DOI: 10.1177/09697764261459306 ISSN: 0969-7764

Urban exodus and rural decline in the Baltic States 2011–2025: Insights from high-resolution spatial analysis

Jurgis Zagorskas

Since 2011, the Baltic States have undergone a profound demographic reconfiguration marked by sustained rural depopulation alongside suburban expansion around major metropolitan centres. While population decline in peripheral regions is not unique to post-socialist Europe, the pace, spatial selectivity, and policy implications of change in Estonia, Latvia, and Lithuania require closer examination. Based on national population statistics and high-resolution GIS-based spatial analysis, this Euro Commentary examines population redistribution across settlement hierarchies between 2011 and 2025, using Lithuania as an illustrative case. The analysis highlights four interrelated dynamics: accelerating depopulation of rural and small-town settlements, widespread vacancy in detached rural housing, continued demographic concentration in metropolitan cores, and selective growth in peri-urban zones linked to suburbanisation.

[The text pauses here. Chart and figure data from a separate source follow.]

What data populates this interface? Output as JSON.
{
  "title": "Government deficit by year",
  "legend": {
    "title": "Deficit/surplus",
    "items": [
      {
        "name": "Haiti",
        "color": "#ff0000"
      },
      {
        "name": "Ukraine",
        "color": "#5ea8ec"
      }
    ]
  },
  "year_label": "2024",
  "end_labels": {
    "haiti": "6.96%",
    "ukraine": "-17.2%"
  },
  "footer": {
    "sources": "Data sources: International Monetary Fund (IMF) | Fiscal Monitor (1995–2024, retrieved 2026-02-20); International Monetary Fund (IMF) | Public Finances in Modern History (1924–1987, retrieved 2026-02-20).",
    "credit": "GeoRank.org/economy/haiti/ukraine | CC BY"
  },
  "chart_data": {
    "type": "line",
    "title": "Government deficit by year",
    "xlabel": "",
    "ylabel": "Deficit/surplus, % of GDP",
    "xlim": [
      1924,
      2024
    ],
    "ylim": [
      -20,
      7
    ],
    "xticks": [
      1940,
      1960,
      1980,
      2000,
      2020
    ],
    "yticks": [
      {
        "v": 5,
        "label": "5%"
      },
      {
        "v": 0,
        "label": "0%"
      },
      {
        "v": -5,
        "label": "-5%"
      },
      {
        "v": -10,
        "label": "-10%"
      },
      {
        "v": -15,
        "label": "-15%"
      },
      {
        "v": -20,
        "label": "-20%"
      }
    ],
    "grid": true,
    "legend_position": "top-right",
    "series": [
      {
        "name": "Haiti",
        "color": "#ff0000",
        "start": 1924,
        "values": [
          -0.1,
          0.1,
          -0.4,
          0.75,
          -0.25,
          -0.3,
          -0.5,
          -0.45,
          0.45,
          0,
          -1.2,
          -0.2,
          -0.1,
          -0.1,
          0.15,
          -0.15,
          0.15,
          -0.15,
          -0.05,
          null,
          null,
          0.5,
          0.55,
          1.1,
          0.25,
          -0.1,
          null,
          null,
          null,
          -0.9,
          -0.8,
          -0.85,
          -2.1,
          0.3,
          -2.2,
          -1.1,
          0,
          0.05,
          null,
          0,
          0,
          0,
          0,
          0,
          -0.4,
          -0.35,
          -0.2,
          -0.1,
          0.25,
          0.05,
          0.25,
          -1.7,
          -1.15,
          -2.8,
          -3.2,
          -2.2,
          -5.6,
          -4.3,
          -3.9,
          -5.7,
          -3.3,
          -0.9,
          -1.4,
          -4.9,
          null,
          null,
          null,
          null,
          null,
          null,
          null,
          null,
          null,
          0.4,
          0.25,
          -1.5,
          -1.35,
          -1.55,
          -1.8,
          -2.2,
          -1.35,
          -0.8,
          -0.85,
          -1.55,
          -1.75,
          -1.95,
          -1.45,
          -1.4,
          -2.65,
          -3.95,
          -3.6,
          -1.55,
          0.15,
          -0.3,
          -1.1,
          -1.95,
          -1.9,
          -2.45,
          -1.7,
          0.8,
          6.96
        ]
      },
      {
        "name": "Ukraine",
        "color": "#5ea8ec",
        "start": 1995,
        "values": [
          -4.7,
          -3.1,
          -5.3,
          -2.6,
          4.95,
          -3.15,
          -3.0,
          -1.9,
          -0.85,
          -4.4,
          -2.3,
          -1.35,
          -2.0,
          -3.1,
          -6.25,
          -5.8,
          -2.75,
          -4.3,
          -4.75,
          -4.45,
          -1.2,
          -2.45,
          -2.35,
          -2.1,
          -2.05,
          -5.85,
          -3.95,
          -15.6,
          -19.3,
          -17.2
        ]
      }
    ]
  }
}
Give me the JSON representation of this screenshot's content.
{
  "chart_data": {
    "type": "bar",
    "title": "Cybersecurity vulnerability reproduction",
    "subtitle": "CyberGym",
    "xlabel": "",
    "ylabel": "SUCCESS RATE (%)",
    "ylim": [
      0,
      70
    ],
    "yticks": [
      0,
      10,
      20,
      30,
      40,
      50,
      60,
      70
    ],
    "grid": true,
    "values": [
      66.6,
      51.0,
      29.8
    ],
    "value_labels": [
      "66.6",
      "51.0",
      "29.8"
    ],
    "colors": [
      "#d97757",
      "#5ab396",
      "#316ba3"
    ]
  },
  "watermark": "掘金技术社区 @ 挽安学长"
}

Detached rural housing has been particularly affected, with vacancy approaching half of the stock by 2025, reflecting ageing, migration, and the long-term decline of small-scale farming. These processes are reshaping settlement systems and exposing the limitations of existing spatial planning frameworks, which often remain oriented towards growth rather than decline. The commentary concludes that more adaptive and spatially differentiated governance approaches are required, particularly in managing shrinking rural regions and expanding peri-urban areas across the Baltic region.